Recently, THz radiation has found increasing interest because of a wide range of possible applications resulting from its characteristic properties. THz radiation is non-ionizing, and therefore harmless, to biological tissue. Many materials, such as paper and fabrics are transparent for THz radiation. It also covers the spectral range of molecular rotations and of cosmic background radiation. The wavelength range also provides reasonably good spatial resolution for many imaging applications. Therefore, possible applications include such different fields as medicine, security scanning, detection of explosives or astronomy.
As the THz range lies beyond the conventional high-frequency limit of RF sources, but below the low-frequency limit of conventional laser sources, the generation of THz radiation represents a real challenge. This is particular true regarding compact sources for coherent THz radiation of sufficiently high power. During the past years, lasers, in combination with semiconductor devices have emerged as very successful towards reaching these goals. 
In my lectures I will discuss the main laser-based photonic approaches for the generation of THz radiation, with emphasis on the basics. The first approach, photomixing, is based on the heterodyning of two laser beams, differing in photon frequency by the THz frequency. The beating laser field yields a THz-periodic generation of electrons and holes in a semiconductor. With a DC electric field present in the semiconductor, this yields CW-THz emission either directly from the coherent acceleration of the photo-generated charge carriers or via the THz current being fed into a suitably designed THz antenna. The former scheme allows for illuminating a large active semiconductor area with dimensions typically exceeding the THz wavelength (hence the name “large area emitter”s, (LAEs)), whereas the latter scheme (the “antenna emitter”s (AEs)) requires an illumination spot much smaller than the dimensions of the antenna and, hence, much smaller than the THz wavelength. Advantages of the photomixing approach are compactness, narrow bandwidth, easy tuning over an extremely wide THz frequency range, room temperature operation, reasonably high achievable THz power and, in case of LAEs, high directivity of the emitted THz radiation pattern without any optical elements.  
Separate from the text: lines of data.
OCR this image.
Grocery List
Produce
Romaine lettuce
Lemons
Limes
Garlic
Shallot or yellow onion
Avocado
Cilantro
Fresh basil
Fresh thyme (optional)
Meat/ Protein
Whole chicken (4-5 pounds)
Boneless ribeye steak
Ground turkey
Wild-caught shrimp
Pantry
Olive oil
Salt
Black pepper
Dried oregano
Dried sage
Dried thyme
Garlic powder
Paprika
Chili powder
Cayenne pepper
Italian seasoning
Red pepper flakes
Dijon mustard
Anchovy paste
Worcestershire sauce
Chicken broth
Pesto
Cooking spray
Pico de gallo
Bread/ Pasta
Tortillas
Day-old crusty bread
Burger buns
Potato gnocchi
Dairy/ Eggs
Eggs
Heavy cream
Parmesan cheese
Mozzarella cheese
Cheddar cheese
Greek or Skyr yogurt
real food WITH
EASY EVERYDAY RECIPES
In the second approach fs laser pulses are used for the generation of electrons and holes in similar semiconductor structures, resulting in the emission of THz pulses, either directly, due to the coherent transient acceleration of the photo-generated charge carriers (in LAEs), or, again, due to the transient current pulse fed into an antenna (AEs). Apart from the advantage of compactness, which it shares with the photomixing approach, this time-domain approach yields much higher laser-to-THz conversion efficiency and larger maximum average THz power. The ps-THz pulses, however, are extremely broadband with a Fourier spectrum covering nearly the whole THz range. In this case the time-resolved signal is particularly suitable for imaging, including easily accessible 3-dimensional information.
Apart from presenting the basic concepts of the two approaches, I will also report about our recent theoretical and experimental research in this field.